Cautiously cracking my eyes open again, I took a long look at my hands, clearly visible despite the almost painfully bright light coming through the window by my side. The thought passed through my head, Why doesn't that make my hands feel wrong instead of simply feeling different?
They weren't human hands. A mild wiggle of my fingers confirmed they were my hands, but they looked nothing like my hands. Sure, the centers of the palm on both looked close to how they had; all the lines that palm readers use appearing to be in place, the color and texture looking right. But light tan fur surrounded both palms, running down my wrist and up my fingers as well. The pads of the last digits of my fingers and thumbs were devoid of fur, though they no longer held the prints they used to, being smooth flesh instead.
Turning my hands to look at their backs, I realized that both hands had small flecks of a darker color scattered unevenly through the fur that wrapped around them. It was closer to what I thought of as the light, dusty brown of prairie soil. On my right hand, these dark spots were rarer and non-existent in the large white patch that started halfway from the wrist and seemed to flow down my arm, ending just before my elbow.
Examining the back of my right pointer finger, I saw the small scars I've had as long as I can remember. No fur covered the line and thin triangle where I had always assumed a cat had told me to leave it alone when I was a curious, grabbing animals I should have left alone, toddler.
My eyes followed the white spot down, turning my right arm to get a better look at the notable scar I had gotten a year ago. The two inch line was visible because it too lacked fur. It was right where the sleeping cheetah cub had snagged me.

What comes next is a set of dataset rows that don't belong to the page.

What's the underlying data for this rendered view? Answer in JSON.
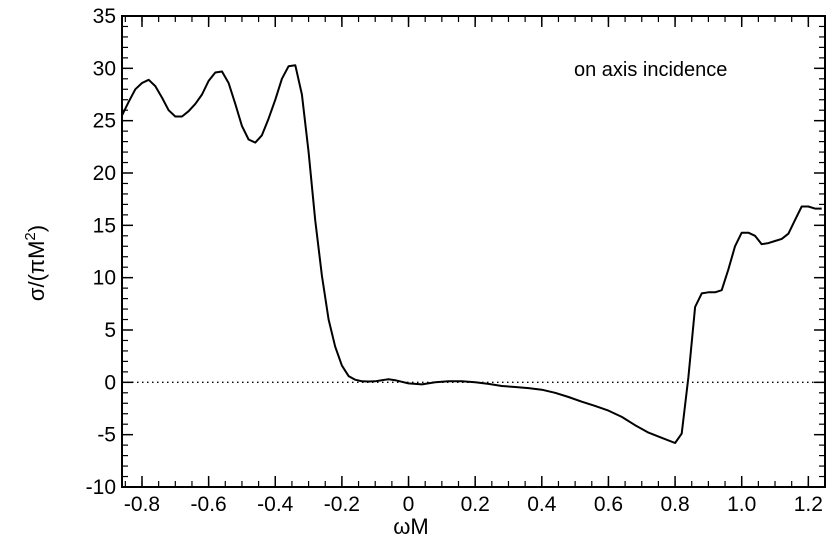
{
  "chart_data": {
    "type": "line",
    "xlabel": "ωM",
    "ylabel_base": "σ/(πM",
    "ylabel_sup": "2",
    "ylabel_close": ")",
    "annotation": "on axis incidence",
    "xlim": [
      -0.86,
      1.25
    ],
    "ylim": [
      -10,
      35
    ],
    "x_ticks": [
      -0.8,
      -0.6,
      -0.4,
      -0.2,
      0,
      0.2,
      0.4,
      0.6,
      0.8,
      1.0,
      1.2
    ],
    "x_tick_labels": [
      "-0.8",
      "-0.6",
      "-0.4",
      "-0.2",
      "0",
      "0.2",
      "0.4",
      "0.6",
      "0.8",
      "1.0",
      "1.2"
    ],
    "y_ticks": [
      -10,
      -5,
      0,
      5,
      10,
      15,
      20,
      25,
      30,
      35
    ],
    "y_tick_labels": [
      "-10",
      "-5",
      "0",
      "5",
      "10",
      "15",
      "20",
      "25",
      "30",
      "35"
    ],
    "reference_line": {
      "y": 0,
      "style": "dotted"
    },
    "grid": false,
    "series": [
      {
        "color": "#000000",
        "x": [
          -0.86,
          -0.84,
          -0.82,
          -0.8,
          -0.78,
          -0.76,
          -0.74,
          -0.72,
          -0.7,
          -0.68,
          -0.66,
          -0.64,
          -0.62,
          -0.6,
          -0.58,
          -0.56,
          -0.54,
          -0.52,
          -0.5,
          -0.48,
          -0.46,
          -0.44,
          -0.42,
          -0.4,
          -0.38,
          -0.36,
          -0.34,
          -0.32,
          -0.3,
          -0.28,
          -0.26,
          -0.24,
          -0.22,
          -0.2,
          -0.18,
          -0.16,
          -0.14,
          -0.12,
          -0.1,
          -0.08,
          -0.06,
          -0.04,
          -0.02,
          0.0,
          0.04,
          0.08,
          0.12,
          0.16,
          0.2,
          0.24,
          0.28,
          0.32,
          0.36,
          0.4,
          0.44,
          0.48,
          0.52,
          0.56,
          0.6,
          0.64,
          0.68,
          0.72,
          0.76,
          0.8,
          0.82,
          0.84,
          0.86,
          0.88,
          0.9,
          0.92,
          0.94,
          0.96,
          0.98,
          1.0,
          1.02,
          1.04,
          1.06,
          1.08,
          1.1,
          1.12,
          1.14,
          1.16,
          1.18,
          1.2,
          1.22,
          1.24
        ],
        "y": [
          25.5,
          26.8,
          28.0,
          28.6,
          28.9,
          28.3,
          27.2,
          26.0,
          25.4,
          25.4,
          25.9,
          26.6,
          27.5,
          28.8,
          29.6,
          29.7,
          28.6,
          26.6,
          24.5,
          23.2,
          22.9,
          23.6,
          25.2,
          27.0,
          29.0,
          30.2,
          30.3,
          27.5,
          22.0,
          15.5,
          10.2,
          6.0,
          3.4,
          1.6,
          0.6,
          0.25,
          0.1,
          0.08,
          0.1,
          0.2,
          0.3,
          0.2,
          0.05,
          -0.1,
          -0.2,
          0.0,
          0.1,
          0.1,
          0.0,
          -0.15,
          -0.35,
          -0.45,
          -0.55,
          -0.7,
          -1.0,
          -1.4,
          -1.85,
          -2.25,
          -2.7,
          -3.3,
          -4.1,
          -4.8,
          -5.3,
          -5.8,
          -4.9,
          0.5,
          7.2,
          8.5,
          8.6,
          8.6,
          8.8,
          10.8,
          13.0,
          14.3,
          14.3,
          14.0,
          13.2,
          13.3,
          13.5,
          13.7,
          14.2,
          15.5,
          16.8,
          16.8,
          16.6,
          16.6
        ]
      }
    ]
  }
}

He had twitched when the needle poked in while I had been holding him for his first set of shots. We had gotten through his two sisters without incident, but he had always been a trouble maker. The zoo vet had wrapped me up real well, giving me good humored grief about not knowing which parts of a cheetah were dangerous. It had been long, but not deep, so I hadn't thought it would scar, but being close to the elbow, the movement had evidently made sure I got a puffy white line of scar tissue when it had healed.
While checking for that scar, I had realized that there was a lot more lower face - also furry - sticking out further than my nose used to. My hand was steady as I reached up to adjust the rear view mirror to get a better look at myself. Yay for no longer shaking though I felt I should have been.
Taking a long look, moving my head to get better views of my whole head, I unconsciously reached for my glasses.
I managed to locate them without taking my eyes from the blurry view in he mirror and also without cutting myself on any of the glass there.
The magnetic shade attachment was still on them, which helped relax my eyes as I held them on my new snout... muzzle... I wasn't sure what the correct term was for me now. 'Nose' no longer seemed appropriate in any case.
I realized that I was going to need to figure out some way to keep my glasses in place now that my ears had changed structure and placement on my head.
Somehow, I had not only managed to change into something no longer human - gaining an increased sensitivity to light - I was just as nearsighted as a humanoid rat as I had been before.